A civil settlement with the United States also resolves allegations relating to two intersecting Department of Health and Human Services (HHS) programs, one at the Office of the National Coordinator for Health Information Technology (ONC) that regulates the voluntary health IT certification program, and one at the Centers for Medicare & Medicaid Services that oversees EHR incentive programs. Specifically, the United States alleged that Practice Fusion falsely obtained ONC certification for several versions of its EHR software by concealing from its certifying entity, known as an ONC-Authorized Certification Body, that the EHR software did not comply with all of the applicable requirements for certification. ONC’s certification criteria were designed to promote enhanced functionality, utility, and security of health information technology, and access to patient medical information across the care continuum. HHS implemented the certification criteria for EHR software in multiple stages, known as editions. To be certified under the 2014 Edition certification criteria, EHR software was required to allow users to electronically create a set of standardized export summaries for all patients. When Practice Fusion sought certification of this 2014 Edition criteria, Practice Fusion falsely represented to the certifying body that its software met this data portability requirement, when several versions of its software did not. The civil settlement resolves allegations that, at the time these versions of Practice Fusion’s software were certified, its software was unable to permit a user to create a set of standardized export summaries. Additionally, after obtaining certification of the 2014 Edition criteria, Practice Fusion disabled access to this feature altogether. Instead, Practice Fusion required users to contact it separately to request export of this critical patient data.

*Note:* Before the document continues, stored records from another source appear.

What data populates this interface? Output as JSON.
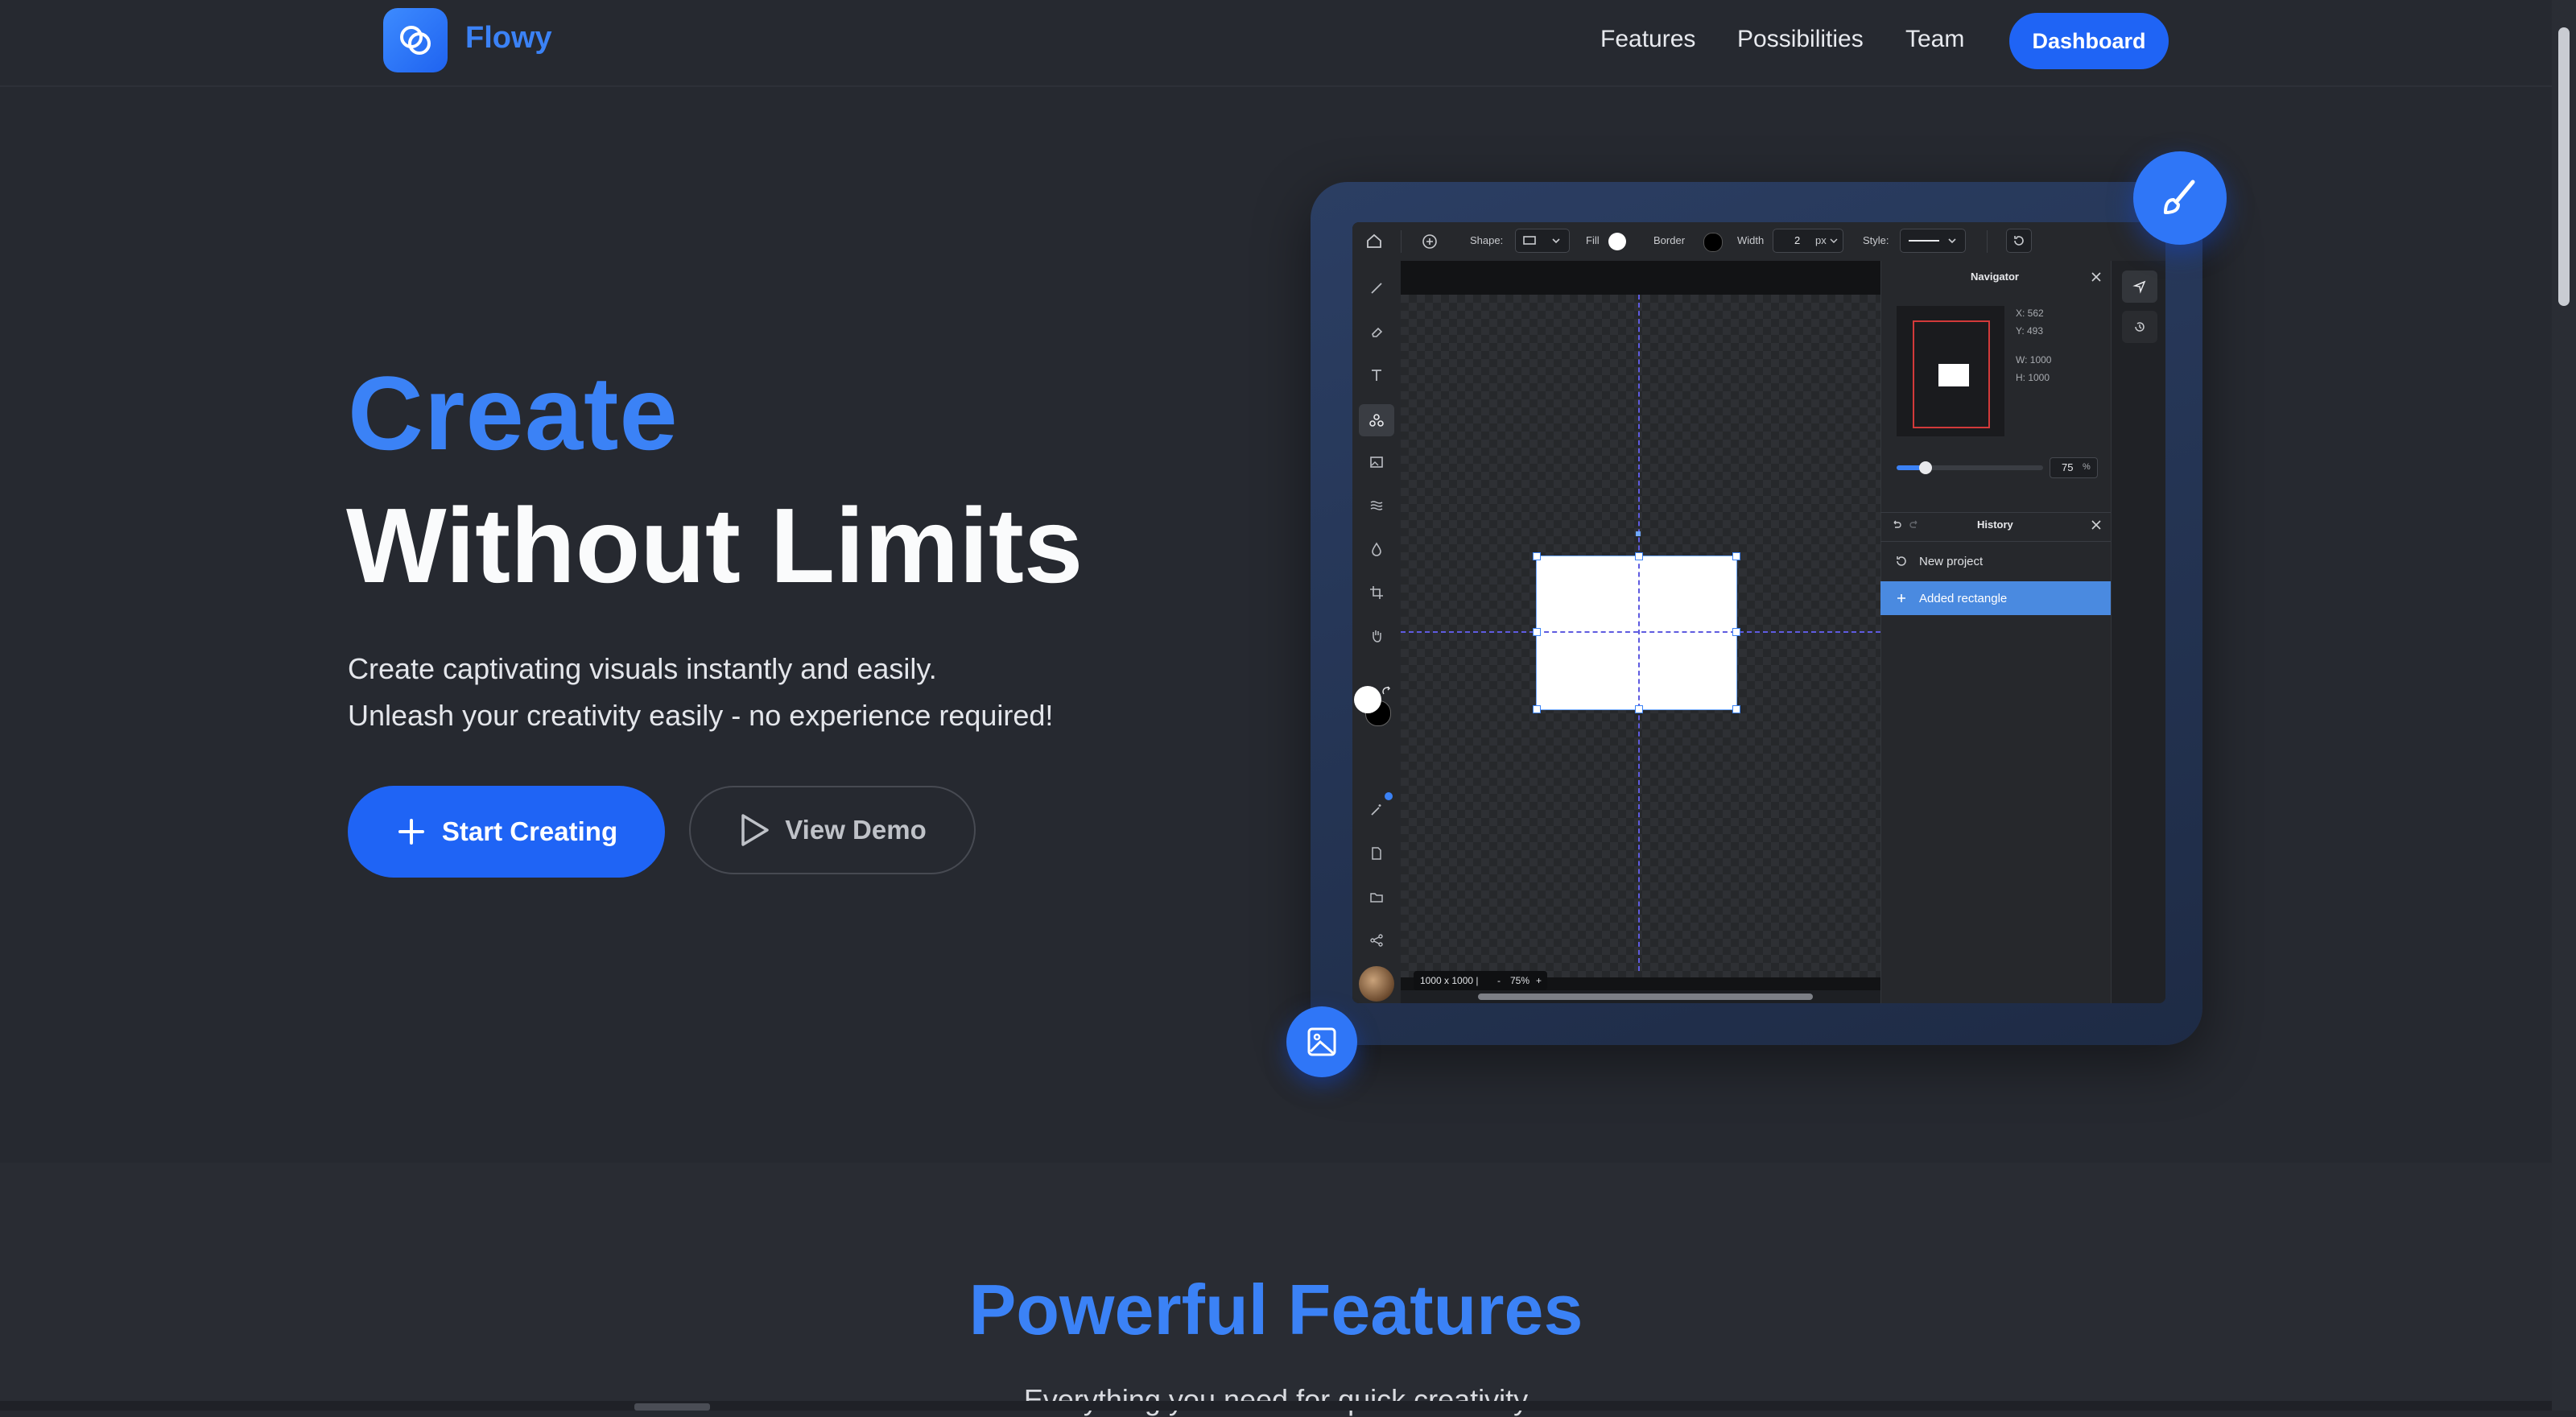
{
  "nav": {
    "brand": "Flowy",
    "links": [
      "Features",
      "Possibilities",
      "Team"
    ],
    "dashboard": "Dashboard"
  },
  "hero": {
    "title_1": "Create",
    "title_2": "Without Limits",
    "sub_1": "Create captivating visuals instantly and easily.",
    "sub_2": "Unleash your creativity easily - no experience required!",
    "start_btn": "Start Creating",
    "demo_btn": "View Demo"
  },
  "editor": {
    "toolbar": {
      "shape_label": "Shape:",
      "fill_label": "Fill",
      "border_label": "Border",
      "width_label": "Width",
      "width_value": "2",
      "width_unit": "px",
      "style_label": "Style:"
    },
    "navigator": {
      "title": "Navigator",
      "x": "X:   562",
      "y": "Y:   493",
      "w": "W:  1000",
      "h": "H:  1000",
      "zoom": "75",
      "zoom_unit": "%",
      "zoom_fraction": 0.2
    },
    "history": {
      "title": "History",
      "items": [
        "New project",
        "Added rectangle"
      ]
    },
    "status": {
      "size": "1000 x 1000 |",
      "minus": "-",
      "zoom": "75%",
      "plus": "+"
    }
  },
  "features": {
    "title": "Powerful Features",
    "subtitle": "Everything you need for quick creativity"
  },
  "colors": {
    "accent": "#1f64f5",
    "brand_text": "#3b82f6",
    "background": "#262930"
  }
}
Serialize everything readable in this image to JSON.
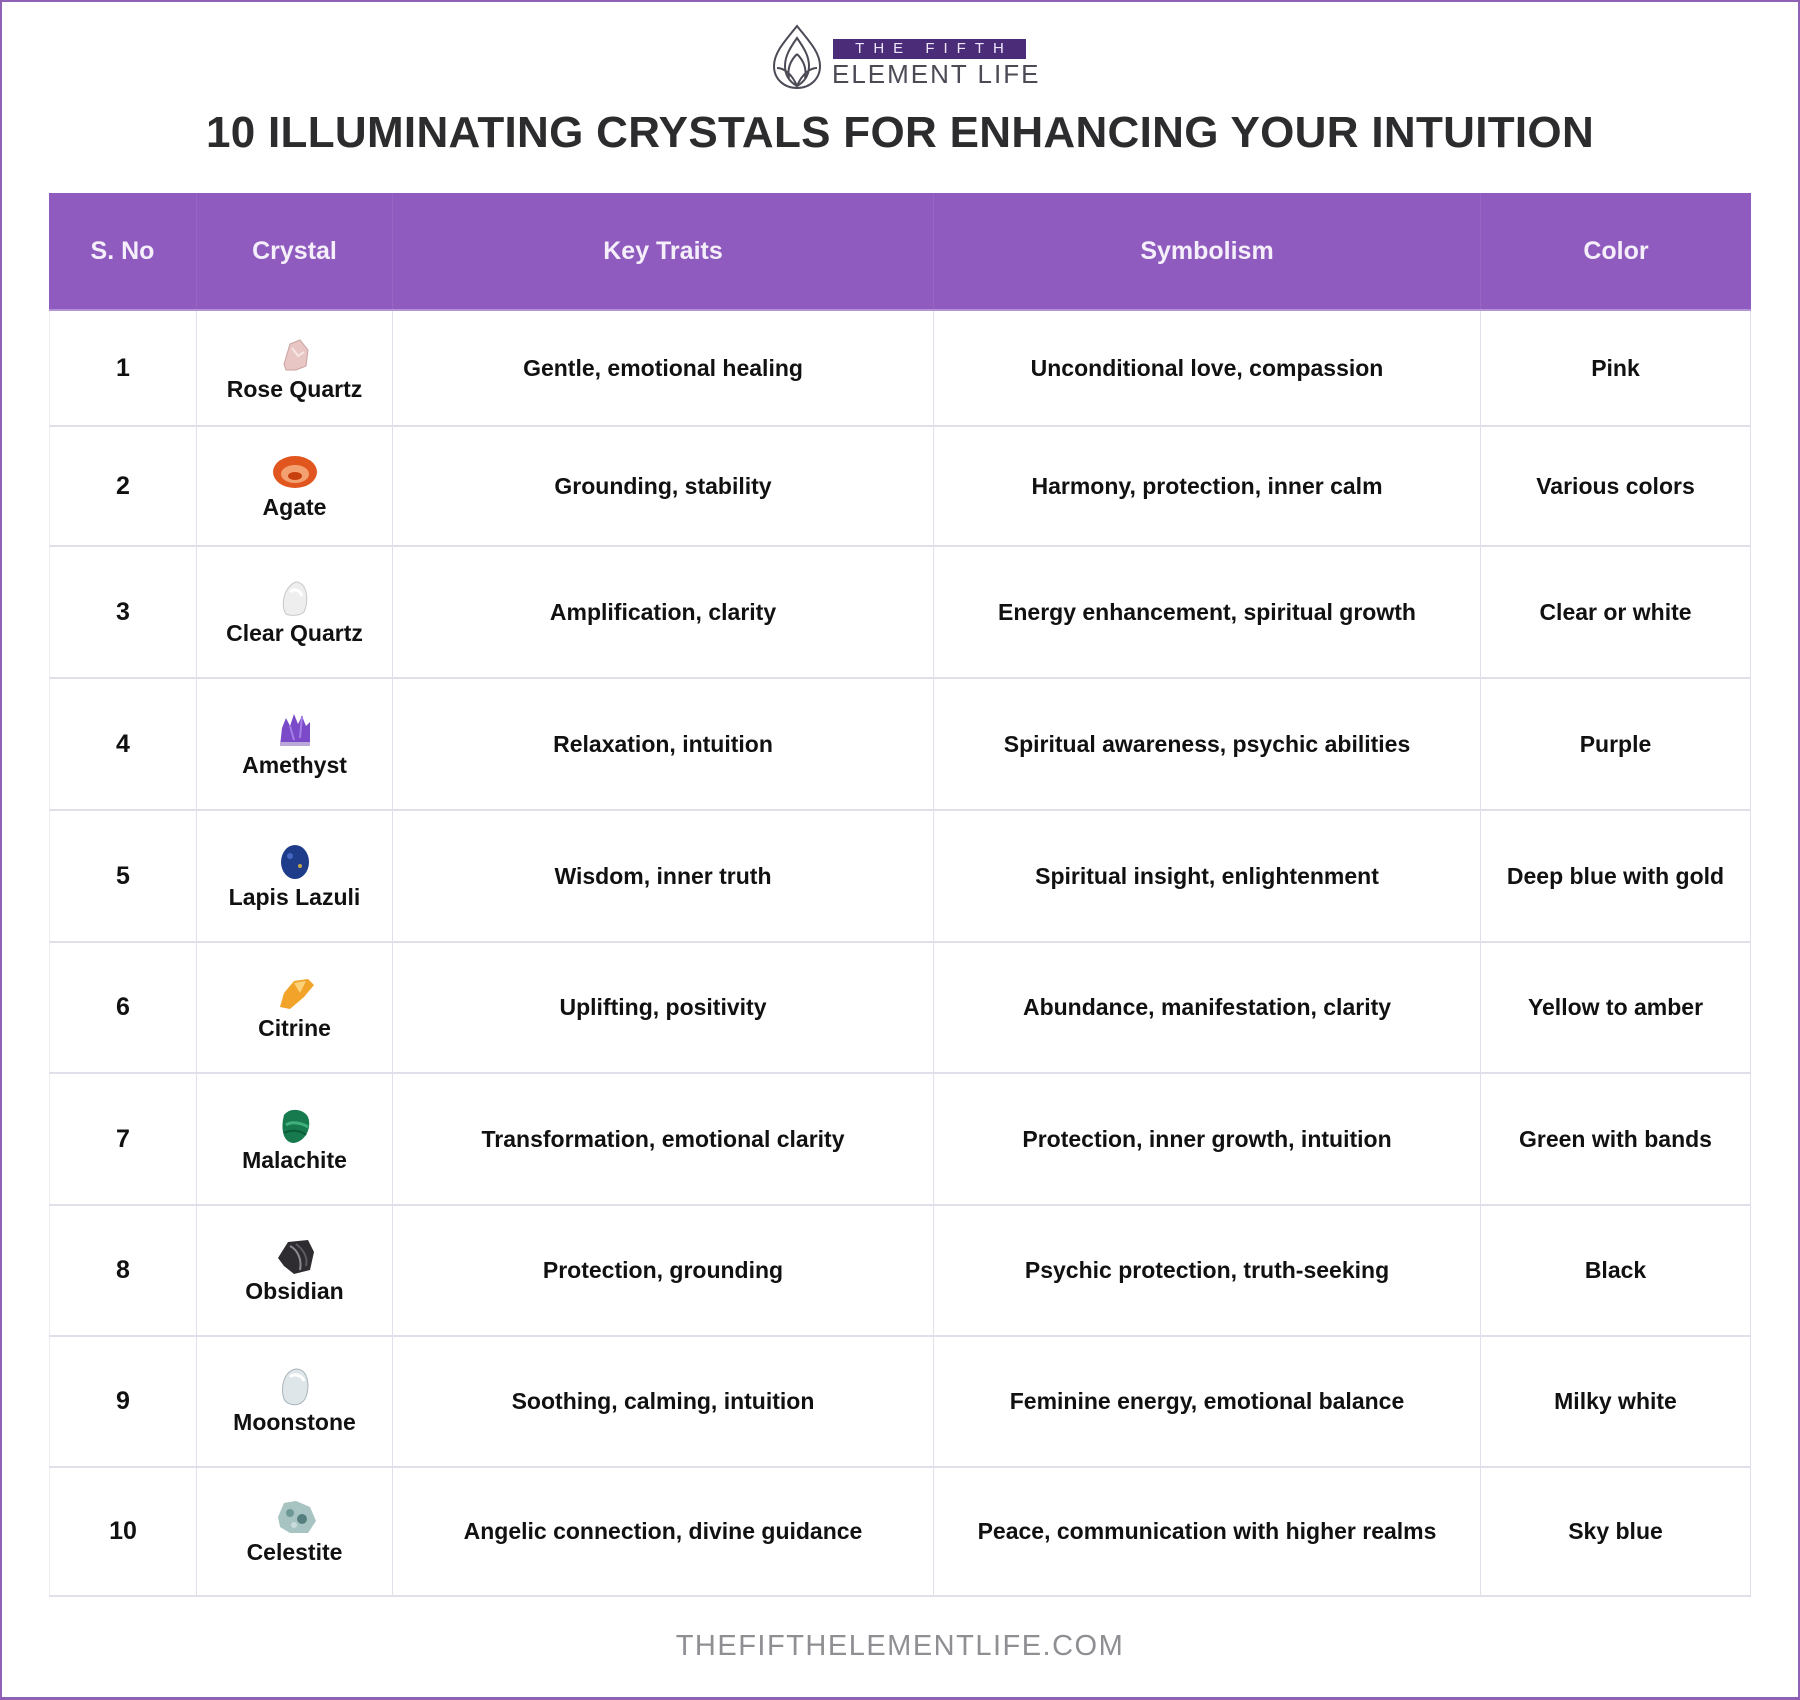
{
  "logo": {
    "icon": "lotus-drop-icon",
    "band_text": "THE FIFTH",
    "sub_text": "ELEMENT LIFE"
  },
  "title": "10 ILLUMINATING CRYSTALS FOR ENHANCING YOUR INTUITION",
  "table": {
    "headers": [
      "S. No",
      "Crystal",
      "Key Traits",
      "Symbolism",
      "Color"
    ],
    "rows": [
      {
        "no": "1",
        "crystal": "Rose Quartz",
        "image": "rose-quartz-image",
        "traits": "Gentle, emotional healing",
        "symbolism": "Unconditional love, compassion",
        "color": "Pink"
      },
      {
        "no": "2",
        "crystal": "Agate",
        "image": "agate-image",
        "traits": "Grounding, stability",
        "symbolism": "Harmony, protection, inner calm",
        "color": "Various colors"
      },
      {
        "no": "3",
        "crystal": "Clear Quartz",
        "image": "clear-quartz-image",
        "traits": "Amplification, clarity",
        "symbolism": "Energy enhancement, spiritual growth",
        "color": "Clear or white"
      },
      {
        "no": "4",
        "crystal": "Amethyst",
        "image": "amethyst-image",
        "traits": "Relaxation, intuition",
        "symbolism": "Spiritual awareness, psychic abilities",
        "color": "Purple"
      },
      {
        "no": "5",
        "crystal": "Lapis Lazuli",
        "image": "lapis-lazuli-image",
        "traits": "Wisdom, inner truth",
        "symbolism": "Spiritual insight, enlightenment",
        "color": "Deep blue with gold"
      },
      {
        "no": "6",
        "crystal": "Citrine",
        "image": "citrine-image",
        "traits": "Uplifting, positivity",
        "symbolism": "Abundance, manifestation, clarity",
        "color": "Yellow to amber"
      },
      {
        "no": "7",
        "crystal": "Malachite",
        "image": "malachite-image",
        "traits": "Transformation, emotional clarity",
        "symbolism": "Protection, inner growth, intuition",
        "color": "Green with bands"
      },
      {
        "no": "8",
        "crystal": "Obsidian",
        "image": "obsidian-image",
        "traits": "Protection, grounding",
        "symbolism": "Psychic protection, truth-seeking",
        "color": "Black"
      },
      {
        "no": "9",
        "crystal": "Moonstone",
        "image": "moonstone-image",
        "traits": "Soothing, calming, intuition",
        "symbolism": "Feminine energy, emotional balance",
        "color": "Milky white"
      },
      {
        "no": "10",
        "crystal": "Celestite",
        "image": "celestite-image",
        "traits": "Angelic connection, divine guidance",
        "symbolism": "Peace, communication with higher realms",
        "color": "Sky blue"
      }
    ]
  },
  "footer": "THEFIFTHELEMENTLIFE.COM",
  "colors": {
    "header_bg": "#905bbe",
    "frame": "#8d62b5",
    "logo_band": "#4a2c78",
    "title": "#2c2c2e",
    "footer": "#8f8f93"
  }
}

In addition to failing to satisfy the data portability requirement, Practice Fusion’s software allegedly did not incorporate standardized vocabularies as required for certification. The United States alleged that by fraudulently obtaining certification for its products, Practice Fusion knowingly caused eligible healthcare providers who used certain versions of its 2014 Edition EHR software to falsely attest to compliance with HHS requirements necessary to receive incentive payments from Medicare during the reporting periods for 2014 through 2016 and from Medicaid during the reporting periods for 2014 through 2017.
“As new technologies continue to develop and evolve, so too do new and innovative fraud schemes,” said Shimon R. Richmond, Assistant Inspector General for Investigations of the U.S. Department of Health and Human Services, in a written statement. “We will continue to be vigilant in detecting and investigating these schemes in order to protect the safety of patients in federal health programs and to ensure the appropriate use of electronic health records in providing their care.”